C’était la grande annonce, avec celle de la dépendance qui rythmera 2019, du duo Emmanuel Macron/Agnès Buzyn au début de l’été : la mise en place du « Reste à Charge Zéro » (RAC 0) également appelé « 100% Santé ». Une annonce dont la mise en oeuvre aura des impacts importants pour les usagers, les professionnels de santé et les organismes complémentaires.
L’objectif de cette mesure est simple et tient en une ligne : favoriser l’accès à une offre optique, audition et dentaire sans reste à charge afin de diminuer le renoncement aux soins pour des raisons financières. En effet, actuellement en France le taux de renoncement aux soins demeure assez élevé avec près de 17% pour le dentaire (dont la moitié à cause du critère financier), 10% pour l’optique et une estimation de près de 2/3 de personnes malentendantes non appareillées.
Dans les faits, le gouvernement a procédé à un large tour de table avec les parties prenantes de chacune des trois filières concernées ainsi qu’avec l’Assurance Maladie, la Fédération Nationale de la Mutualité Française, la Fédération des Assureurs, celle des institutions de prévoyance et l’UNOCAM. Ces négociations ont permis de dégager plusieurs principes communs pour les 3 secteurs à savoir une liberté de choix plus grande : une offre de soins sans reste à charge (dite de classe A, par opposition aux offres « libres » dites de classe B actuellement en vigueur) devant toujours être proposée sur les devis établis, la volonté de contribuer à un projet global d’amélioration de l’accès aux soins via le développement de la prévention et enfin, la délimitation d’un panier de soins précis (évolutif afin de rester cohérent dans le temps).
« Pas de reste à charge zéro au rabais ! »
C’est notamment sur ce dernier critère de délimitation du panier de soins que s’est focalisée une grande partie de l’attention. En effet, comme le rappelait Gérard Raymond, vice-président de France Assos Santé dans le numéro 11 du magazine Mutations, « les usagers attendent un panier de soins de qualité, modulable en fonction de leurs besoins et avec des nomenclatures qui puissent évoluer pour accompagner l’innovation […] Nous ne voulons pas de reste à charge zéro au rabais ! ».
Autre point de vigilance, la nécessité pour le RAC 0 d’être totalement homogène sur le territoire. En effet aujourd’hui, les disparités géographiques pour une même offre sont conséquentes. Ainsi, et sans aborder les différences colossales constatées en Île-de-France, au sein d’une même région on constate que le prix moyen d’une prothèse dentaire dans l’Oise est 14% plus élevé que la moyenne nationale, alors que dans le Nord, il est 13% plus bas que cette même moyenne nationale, soit un reste à charge de 106€ dans le premier cas contre un reste à charge nul dans le second*.
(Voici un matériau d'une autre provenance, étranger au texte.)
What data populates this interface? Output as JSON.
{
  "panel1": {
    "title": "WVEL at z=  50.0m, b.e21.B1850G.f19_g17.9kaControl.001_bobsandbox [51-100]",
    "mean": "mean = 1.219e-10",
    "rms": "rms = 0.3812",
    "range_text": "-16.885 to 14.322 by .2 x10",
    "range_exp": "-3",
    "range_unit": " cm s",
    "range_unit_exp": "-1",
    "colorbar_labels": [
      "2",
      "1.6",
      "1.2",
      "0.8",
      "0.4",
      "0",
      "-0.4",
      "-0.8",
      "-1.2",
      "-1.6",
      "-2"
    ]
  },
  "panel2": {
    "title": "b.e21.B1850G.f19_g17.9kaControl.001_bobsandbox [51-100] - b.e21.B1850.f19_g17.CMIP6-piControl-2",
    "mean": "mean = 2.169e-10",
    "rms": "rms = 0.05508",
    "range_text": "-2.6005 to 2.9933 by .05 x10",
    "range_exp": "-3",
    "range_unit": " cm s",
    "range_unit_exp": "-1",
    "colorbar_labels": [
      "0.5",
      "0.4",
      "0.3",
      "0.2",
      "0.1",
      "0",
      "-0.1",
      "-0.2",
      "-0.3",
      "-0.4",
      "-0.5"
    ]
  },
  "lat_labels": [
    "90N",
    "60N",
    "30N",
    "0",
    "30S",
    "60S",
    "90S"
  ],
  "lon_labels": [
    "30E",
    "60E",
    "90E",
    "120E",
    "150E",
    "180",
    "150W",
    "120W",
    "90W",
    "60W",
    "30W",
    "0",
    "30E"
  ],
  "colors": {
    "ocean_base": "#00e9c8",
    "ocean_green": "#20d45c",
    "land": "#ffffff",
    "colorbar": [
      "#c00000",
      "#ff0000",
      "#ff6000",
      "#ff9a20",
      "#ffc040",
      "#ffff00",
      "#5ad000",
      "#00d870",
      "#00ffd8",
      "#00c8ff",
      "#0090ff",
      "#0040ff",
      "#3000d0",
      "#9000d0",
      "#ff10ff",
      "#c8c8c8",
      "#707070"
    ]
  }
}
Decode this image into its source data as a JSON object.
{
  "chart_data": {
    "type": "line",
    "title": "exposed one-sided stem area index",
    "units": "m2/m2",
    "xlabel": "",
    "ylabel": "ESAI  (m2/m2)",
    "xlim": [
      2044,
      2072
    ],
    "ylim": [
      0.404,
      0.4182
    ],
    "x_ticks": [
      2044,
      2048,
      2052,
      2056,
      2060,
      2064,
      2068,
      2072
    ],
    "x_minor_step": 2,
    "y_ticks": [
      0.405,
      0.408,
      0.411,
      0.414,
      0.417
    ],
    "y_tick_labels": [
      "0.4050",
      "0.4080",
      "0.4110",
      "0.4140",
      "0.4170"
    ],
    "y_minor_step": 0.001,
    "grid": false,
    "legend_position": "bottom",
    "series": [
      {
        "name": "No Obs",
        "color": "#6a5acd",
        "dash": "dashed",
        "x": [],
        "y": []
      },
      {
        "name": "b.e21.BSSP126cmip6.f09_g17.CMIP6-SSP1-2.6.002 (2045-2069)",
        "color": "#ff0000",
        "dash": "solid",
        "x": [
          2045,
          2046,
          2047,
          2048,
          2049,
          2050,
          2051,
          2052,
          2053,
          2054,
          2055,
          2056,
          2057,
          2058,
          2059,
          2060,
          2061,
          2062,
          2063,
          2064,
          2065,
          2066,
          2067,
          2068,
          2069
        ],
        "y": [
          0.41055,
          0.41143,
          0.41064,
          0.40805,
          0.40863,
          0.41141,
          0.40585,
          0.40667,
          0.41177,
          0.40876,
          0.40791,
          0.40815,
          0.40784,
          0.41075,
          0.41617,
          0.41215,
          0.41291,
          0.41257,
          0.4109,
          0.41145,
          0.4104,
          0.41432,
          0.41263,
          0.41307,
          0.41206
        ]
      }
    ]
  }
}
De forts impacts pour les mutuelles
Du côté des mutuelles, la réforme du « 100% Santé » sera à l’origine de nombreuses évolutions, à commencer par la donnée financière. Les complémentaires santé étant le principal financeur des soins concernés (74% sur le prix moyen d’un équipement optique, 31% sur un dispositif auditif et 52% sur un acte dentaire*), le déploiement du RAC 0 impactera inévitablement le montant total des prestations couvertes et, par ricochet, le montant des cotisations. Une hausse des cotisations qu’il faudra maîtriser, Thierry Beaudet renouvelait d’ailleurs en juin dernier son souhait « que l’augmentation des cotisations soit la plus modérée possible » afin de ne pas passer d’un renoncement aux soins causé par le reste à charge trop important à un renoncement aux soins causé par un prix de cotisation trop élevé.
Autre impact de taille pour les mutuelles, la volonté formulée par le gouvernement d’une meilleure lisibilité des contrats dans le but de faciliter la lecture par les adhérents des garanties apportées aux principaux postes de soins. Ainsi, chaque adhérent devra être en position de pouvoir comparer de façon simple, pour une situation et un tarif donné, la part relevant
de l’Assurance Maladie obligatoire, de sa complémentaire santé et donc de son reste à charge. Une réforme ambitieuse donc, qualifiée par Thierry Beaudet de « véritable levier de transformation sociale » et de « chantier immense » par Gérard Raymond, qui se déploiera graduellement à partir du 1er janvier 2019 pour un reste à charge zéro effectif espéré fin 2021.